Here's another view (above) from the archives of 1918, from the perspective of Darlinghurst Fire Station. As you can see Mr Higgs is having a sale, no doubt because his building is about to be demolished.
As an aside, Ms Farrell's estate also had an address known as 1A Craigend Street, which was declared, in April 1939, a "common gaming house". Legal action was taken against the tenant, Frank Benjamin.
The picture at the top of this post shows what the corner looked like in the 1930s, after Higgs Corner was demolished, but William Street was widened or realigned again in the 1970s for the Kings Cross Tunnel, so the building pictured above (from City Archives) now marked the corner.
In the 1980s the building was home to Michelangelo's (above, from City Archives), an Italian cafe with gelato, pasta and espresso coffee.

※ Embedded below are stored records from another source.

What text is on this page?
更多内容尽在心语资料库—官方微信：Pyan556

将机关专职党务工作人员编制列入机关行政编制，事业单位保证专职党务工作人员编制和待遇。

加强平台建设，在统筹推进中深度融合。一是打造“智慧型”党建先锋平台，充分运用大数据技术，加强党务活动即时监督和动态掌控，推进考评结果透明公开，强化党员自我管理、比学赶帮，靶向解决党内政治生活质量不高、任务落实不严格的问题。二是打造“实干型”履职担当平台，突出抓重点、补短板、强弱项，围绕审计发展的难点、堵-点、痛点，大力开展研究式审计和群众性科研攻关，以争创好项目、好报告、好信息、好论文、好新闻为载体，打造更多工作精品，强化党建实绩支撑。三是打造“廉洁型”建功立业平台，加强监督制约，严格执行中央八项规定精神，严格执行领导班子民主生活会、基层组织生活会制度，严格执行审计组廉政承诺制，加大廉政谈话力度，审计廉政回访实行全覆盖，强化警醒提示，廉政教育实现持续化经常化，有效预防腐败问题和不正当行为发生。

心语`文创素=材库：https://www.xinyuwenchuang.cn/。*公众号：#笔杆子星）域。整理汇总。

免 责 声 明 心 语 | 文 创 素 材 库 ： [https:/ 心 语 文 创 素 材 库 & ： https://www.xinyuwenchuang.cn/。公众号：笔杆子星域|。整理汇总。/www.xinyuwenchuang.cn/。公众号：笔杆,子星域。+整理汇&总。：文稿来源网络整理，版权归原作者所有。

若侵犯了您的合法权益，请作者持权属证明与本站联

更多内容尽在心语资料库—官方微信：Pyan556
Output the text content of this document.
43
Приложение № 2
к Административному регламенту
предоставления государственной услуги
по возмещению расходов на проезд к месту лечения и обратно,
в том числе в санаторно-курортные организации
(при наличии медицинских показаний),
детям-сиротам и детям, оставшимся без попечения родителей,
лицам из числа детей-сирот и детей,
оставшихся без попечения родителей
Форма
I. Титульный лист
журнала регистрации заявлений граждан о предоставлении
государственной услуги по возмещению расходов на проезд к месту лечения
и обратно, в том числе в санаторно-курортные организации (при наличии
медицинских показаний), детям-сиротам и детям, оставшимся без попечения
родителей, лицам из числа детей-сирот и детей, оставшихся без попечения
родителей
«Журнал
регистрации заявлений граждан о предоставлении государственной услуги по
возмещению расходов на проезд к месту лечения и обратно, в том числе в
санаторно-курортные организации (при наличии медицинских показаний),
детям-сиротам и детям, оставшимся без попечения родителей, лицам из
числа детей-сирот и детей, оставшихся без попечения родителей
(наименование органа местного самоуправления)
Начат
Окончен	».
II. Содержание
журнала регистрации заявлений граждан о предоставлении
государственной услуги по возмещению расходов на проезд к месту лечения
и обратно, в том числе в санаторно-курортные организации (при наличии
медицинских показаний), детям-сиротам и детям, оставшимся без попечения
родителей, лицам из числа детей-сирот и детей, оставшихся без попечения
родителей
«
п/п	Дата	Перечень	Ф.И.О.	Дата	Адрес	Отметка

The cafe stayed for many years and was still there in the late 1990s as far as I can recall.
Do you remember the old news stands, like the one above?
I vividly remember the one at Taylor Square and frequented it to buy American Vogue and The Face magazine.
In recent times Higgs Corner has been home to a series of not so successful bars, such as Firebar, shown above.
At the moment Higgs Corner is home to a bar awkwardly named Awkward.
It seems to be going OK, despite the fact they have strange displays in which they place a live model dressed in colourful clothing in the Darlinghurst Road window on random evenings.
Not sure what that's about, but the location looks like a good place to have a coffee on a sunny day.